Eugene-Springfield fire camp trains teen girls for firefighting careers
Fifteen teenage girls spent a week at Eugene-Springfield Fire's free camp, ending with live-fire drills in a push to grow Lane County's next pipeline of women firefighters.

Fifteen teenage girls spent the week at Eugene-Springfield Fire’s 15th annual Young Women’s Fire Camp, a free program built to give local teens a direct look at firefighting as a career. The campers learned to use firefighting equipment, practiced emergency-response skills and were set to finish the week by putting out live fires.
The camp ran June 22-26 and was open to female-identifying youth ages 16 to 19. Hosted annually by Eugene Springfield Fire, it paired hands-on fire-service activities with lessons meant to build self-confidence, teamwork and leadership. Heidi Carson, who manages the camp, said the goal was to push participants beyond their comfort zones so they could gain confidence and picture themselves in a profession they might not have considered otherwise.
That focus on recruitment matters in a field that still draws far fewer women than men. Women make up about 5% of career firefighters nationwide and 11% of volunteer firefighters, a gap that leaves fire agencies across Oregon and the country with a narrow applicant pool. In Lane County, where Eugene and Springfield both rely on steady hiring to keep crews staffed, camps like this one are meant to broaden who sees a future in the job.

The training also lines up with the profession’s labor outlook. The U.S. Bureau of Labor Statistics projects firefighter employment will grow 3% from 2024 to 2034, with about 27,100 openings a year on average. That makes early exposure to the work, and to the physical and mental demands of the job, part of a longer-term workforce pipeline rather than a one-week experience.
The camp’s alumni already show that the pipeline can reach beyond motivation and into action.

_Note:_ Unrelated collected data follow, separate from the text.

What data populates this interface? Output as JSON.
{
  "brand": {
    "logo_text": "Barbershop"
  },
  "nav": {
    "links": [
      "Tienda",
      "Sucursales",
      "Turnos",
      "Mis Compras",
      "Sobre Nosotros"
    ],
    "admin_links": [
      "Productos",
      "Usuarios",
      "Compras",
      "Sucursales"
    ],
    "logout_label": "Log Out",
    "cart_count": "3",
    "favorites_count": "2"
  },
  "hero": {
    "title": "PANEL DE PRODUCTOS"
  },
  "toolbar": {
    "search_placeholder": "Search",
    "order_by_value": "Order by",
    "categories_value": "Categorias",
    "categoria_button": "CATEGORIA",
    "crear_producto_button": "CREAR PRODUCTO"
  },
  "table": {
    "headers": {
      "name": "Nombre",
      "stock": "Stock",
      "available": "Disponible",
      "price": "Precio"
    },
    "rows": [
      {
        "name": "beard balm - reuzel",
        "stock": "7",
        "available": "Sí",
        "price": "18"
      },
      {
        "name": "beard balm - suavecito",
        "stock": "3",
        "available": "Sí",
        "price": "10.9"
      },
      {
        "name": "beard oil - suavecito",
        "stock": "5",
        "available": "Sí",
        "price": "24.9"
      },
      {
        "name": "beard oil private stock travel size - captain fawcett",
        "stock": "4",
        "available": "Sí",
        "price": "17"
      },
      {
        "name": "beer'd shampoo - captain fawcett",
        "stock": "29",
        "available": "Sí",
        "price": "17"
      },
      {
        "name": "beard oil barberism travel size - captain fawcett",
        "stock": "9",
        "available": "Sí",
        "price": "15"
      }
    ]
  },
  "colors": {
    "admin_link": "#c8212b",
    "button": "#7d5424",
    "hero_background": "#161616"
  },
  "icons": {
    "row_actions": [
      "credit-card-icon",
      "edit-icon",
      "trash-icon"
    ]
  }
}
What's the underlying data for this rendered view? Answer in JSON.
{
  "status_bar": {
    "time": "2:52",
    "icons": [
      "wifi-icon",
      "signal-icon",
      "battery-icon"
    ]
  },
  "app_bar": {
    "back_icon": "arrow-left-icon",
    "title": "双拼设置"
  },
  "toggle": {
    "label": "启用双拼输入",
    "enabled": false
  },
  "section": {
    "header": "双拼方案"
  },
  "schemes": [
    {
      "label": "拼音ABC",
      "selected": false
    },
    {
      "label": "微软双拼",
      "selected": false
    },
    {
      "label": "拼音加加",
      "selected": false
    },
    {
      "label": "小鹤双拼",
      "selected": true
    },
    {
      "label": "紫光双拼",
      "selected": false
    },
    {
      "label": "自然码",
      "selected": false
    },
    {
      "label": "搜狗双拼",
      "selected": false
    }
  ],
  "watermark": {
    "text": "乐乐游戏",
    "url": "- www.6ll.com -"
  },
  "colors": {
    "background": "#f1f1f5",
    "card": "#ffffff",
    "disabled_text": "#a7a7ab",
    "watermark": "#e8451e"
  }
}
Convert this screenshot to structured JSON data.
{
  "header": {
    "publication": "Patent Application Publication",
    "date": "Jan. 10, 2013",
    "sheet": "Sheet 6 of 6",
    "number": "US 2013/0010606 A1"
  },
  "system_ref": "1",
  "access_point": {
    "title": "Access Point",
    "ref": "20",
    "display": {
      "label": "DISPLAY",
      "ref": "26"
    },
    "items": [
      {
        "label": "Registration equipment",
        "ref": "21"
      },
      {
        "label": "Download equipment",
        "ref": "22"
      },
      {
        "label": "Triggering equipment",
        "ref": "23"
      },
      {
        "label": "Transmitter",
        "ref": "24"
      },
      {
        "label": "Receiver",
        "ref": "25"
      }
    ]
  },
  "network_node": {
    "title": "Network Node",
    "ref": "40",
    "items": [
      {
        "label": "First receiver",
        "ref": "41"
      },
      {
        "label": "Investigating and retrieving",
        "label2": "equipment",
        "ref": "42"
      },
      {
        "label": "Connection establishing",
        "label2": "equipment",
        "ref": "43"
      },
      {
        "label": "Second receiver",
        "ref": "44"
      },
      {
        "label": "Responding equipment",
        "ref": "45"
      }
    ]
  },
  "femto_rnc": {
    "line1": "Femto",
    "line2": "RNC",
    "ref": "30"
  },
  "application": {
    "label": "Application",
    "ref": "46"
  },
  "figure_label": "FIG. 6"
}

In a 2024 KVAL report, alum Cedaira Thomson, fresh off firefighter academy, said, “I don’t think I ever would’ve been interested in this career had I not gone through fire camp for two years.” Earlier coverage showed the program had been running at least since 2013, when it was in its 13th year, and the 2026 camp marked its 15th, giving Eugene-Springfield Fire one of its most visible efforts to shape the next generation of firefighters.